Based on experience with related proteins, addition of 6% trehalose in Tris/PBS-based buffer at pH 8.0 significantly enhances stability , while aliquoting and storage at -80°C with 5-50% glycerol prevents degradation during freeze-thaw cycles .

How can protein reconstitution efficiency be optimized for functional studies of CBO1290/CLC_1328?

Effective reconstitution requires systematic optimization:

• Detergent selection considerations:

  • Detergent CMC and micelle size

  • Compatibility with lipid composition

  • Removal kinetics during reconstitution

• Lipid composition optimization:

  • Native-like bacterial lipid mixtures

  • Systematic testing of synthetic lipid combinations

  • Investigation of lipid:protein ratios

• Reconstitution method selection:

  • Detergent removal via dialysis (gentle, complete)

  • Bio-beads adsorption (rapid, efficient)

  • Dilution method (simple, potentially incomplete)

  • Direct incorporation (specialized applications)

Functional verification through transport assays should guide optimization, with attention to protein orientation, which can be assessed through protease accessibility studies or antibody-based approaches targeting known extramembrane domains.

What controls and validation approaches are essential when applying advanced mass spectrometry techniques to CBO1290/CLC_1328 analysis?
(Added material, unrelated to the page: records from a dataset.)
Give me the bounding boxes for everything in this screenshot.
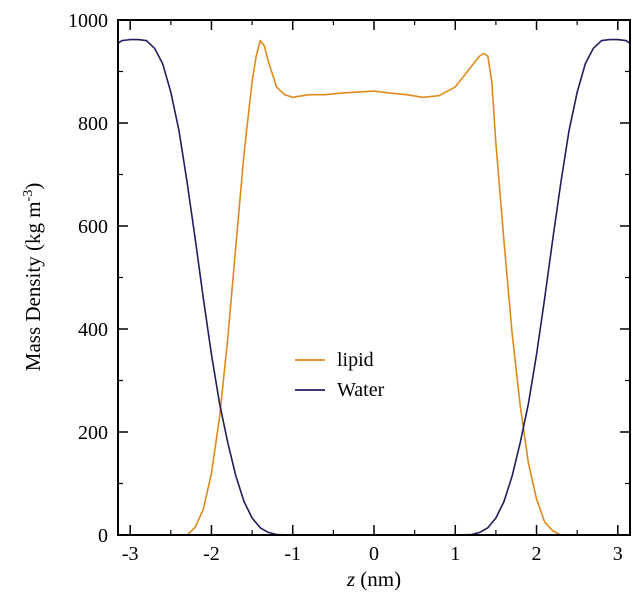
y-axis-title: Mass Density (kg m-3) [21, 183, 45, 371]
y-tick-label: 400 [78, 319, 108, 341]
x-tick-label: 0 [369, 543, 379, 565]
x-tick-label: 1 [450, 543, 460, 565]
legend: lipid Water [295, 349, 385, 401]
x-tick-label: 3 [613, 543, 623, 565]
y-tick-label: 600 [78, 216, 108, 238]
x-axis-title: z (nm) [346, 567, 401, 591]
y-tick-label: 800 [78, 113, 108, 135]
y-tick-label: 1000 [68, 10, 108, 32]
y-tick-label: 200 [78, 422, 108, 444]
legend-label-lipid: lipid [337, 349, 374, 371]
x-tick-label: -2 [203, 543, 220, 565]
ticks-layer: 0 200 400 600 800 1000 -3 -2 -1 0 1 2 3 [68, 10, 630, 565]
x-tick-label: 2 [532, 543, 542, 565]
x-tick-label: -1 [284, 543, 301, 565]
y-tick-label: 0 [98, 525, 108, 547]
legend-label-water: Water [337, 379, 385, 401]
series-line-lipid [118, 39, 630, 536]
x-tick-label: -3 [122, 543, 139, 565]
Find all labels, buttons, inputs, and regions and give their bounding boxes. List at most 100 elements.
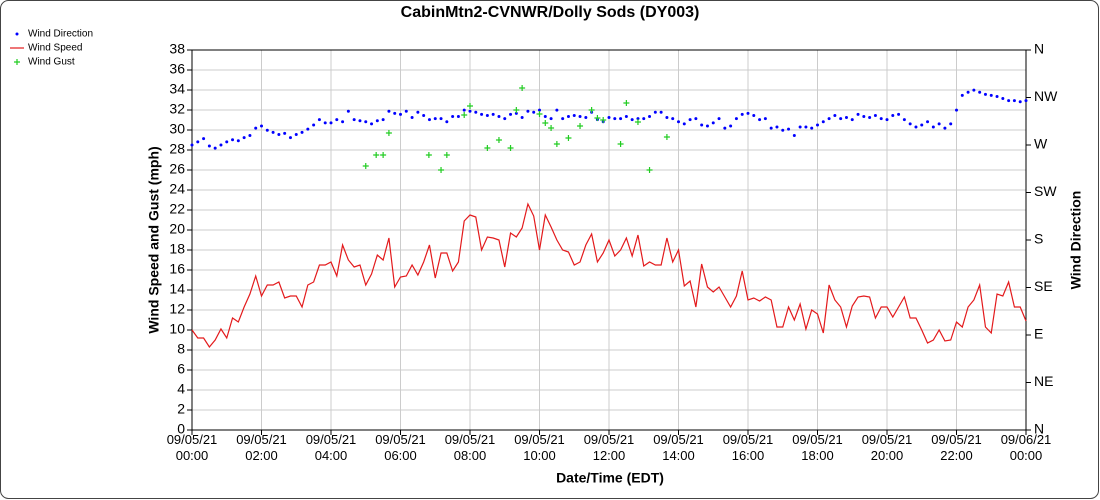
speed-line [191,202,1027,349]
gust-marker [385,130,392,136]
direction-dot [983,92,987,96]
y2-axis-label: Wind Direction [1068,191,1084,290]
x-tick-label: 09/05/21 12:00 [583,432,635,463]
direction-dot [746,111,750,115]
direction-dot [978,90,982,94]
direction-dot [335,118,339,122]
direction-dot [468,109,472,113]
direction-dot [642,117,646,121]
y2-tick-label: W [1034,136,1048,152]
direction-dot [873,113,877,117]
direction-dot [659,110,663,114]
direction-dot [937,122,941,126]
gust-marker [594,115,601,121]
y-tick-label: 0 [177,421,185,437]
direction-dot [908,122,912,126]
direction-dot [920,123,924,127]
gust-marker [380,152,387,158]
direction-dot [827,117,831,121]
y2-tick-label: E [1034,326,1043,342]
direction-dot [404,109,408,113]
direction-dot [242,136,246,140]
direction-dot [844,116,848,120]
gust-marker [495,137,502,143]
direction-dot [804,125,808,129]
direction-dot [955,108,958,112]
direction-dot [393,111,397,115]
gust-marker [513,107,520,113]
direction-dot [862,115,866,118]
direction-dot [520,116,524,120]
x-tick-label: 09/05/21 18:00 [792,432,843,463]
direction-dot [532,110,536,114]
direction-dot [509,112,513,116]
y-tick-label: 6 [177,361,185,377]
y-tick-label: 26 [169,161,185,177]
direction-dot [196,140,200,144]
direction-dot [931,125,935,129]
direction-dot [231,138,235,142]
y-tick-label: 20 [169,221,185,237]
x-tick-label: 09/05/21 16:00 [722,432,774,463]
direction-dot [566,115,570,118]
direction-dot [341,120,345,124]
direction-dot [225,140,229,144]
direction-dot [833,113,837,117]
y-tick-label: 36 [169,61,185,77]
direction-dot [769,126,773,130]
direction-dot [688,118,692,122]
direction-dot [485,113,489,117]
direction-dot [775,125,779,129]
direction-dot [260,124,263,128]
direction-dot [474,110,478,114]
x-tick-label: 09/05/21 20:00 [861,432,913,463]
direction-dot [798,125,802,129]
gust-marker [634,119,641,125]
direction-dot [700,123,704,127]
direction-dot [839,117,843,121]
direction-dot [671,117,675,121]
x-tick-label: 09/05/21 08:00 [444,432,496,463]
direction-dot [312,123,316,127]
y2-tick-label: NW [1034,88,1058,104]
y-tick-label: 12 [169,301,185,317]
direction-dot [723,126,727,130]
direction-dot [810,126,814,130]
direction-dot [543,115,547,118]
direction-dot [323,121,327,125]
direction-dot [995,94,999,98]
direction-dot [364,120,368,124]
direction-dot [1007,99,1011,103]
gust-marker [542,120,549,126]
direction-dot [422,113,426,117]
x-tick-label: 09/05/21 14:00 [653,432,704,463]
direction-dot [619,117,623,121]
direction-dot [816,123,819,127]
direction-dot [271,130,275,134]
gust-marker [519,85,526,91]
direction-dot [636,117,640,121]
direction-dot [248,134,252,137]
direction-dot [624,115,628,118]
direction-dot [897,112,901,116]
direction-dot [885,118,889,122]
x-tick-label: 09/05/21 00:00 [166,432,218,463]
direction-dot [729,124,733,128]
direction-dot [358,119,362,123]
direction-dot [294,132,298,136]
direction-dot [677,120,680,124]
y-tick-label: 22 [169,201,185,217]
plot-border [191,49,1027,431]
direction-dot [914,125,918,129]
gust-marker [663,134,670,140]
direction-dot [410,116,414,120]
gust-marker [438,167,445,173]
direction-dot [943,126,947,130]
direction-dot [416,110,420,114]
gust-marker [484,145,491,151]
direction-dot [648,115,652,118]
direction-dot [787,127,791,131]
direction-dot [190,143,194,147]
Rigorous validation ensures reliable mass spectrometry results:

• Sample preparation controls:

  • Isotopically labeled internal standards

  • Known quantity spike-ins

  • Procedural blanks to detect contamination

  • Technical and biological replicates

• Mass spectrometry validation:

  • Multiple peptide detection per protein

  • Orthogonal fragmentation methods

  • Retention time prediction correlation

  • False discovery rate control

• Data analysis verification:

  • Multiple search engines comparison

  • Manual spectrum verification for critical peptides

  • Statistical evaluation of reproducibility

  • Independent method confirmation for key findings

As demonstrated in the study of extracellular vesicle membrane proteins , targeted MS assay development with careful selection of target peptides enables reliable quantification even in complex biological samples, a methodology directly applicable to CBO1290/CLC_1328 analysis.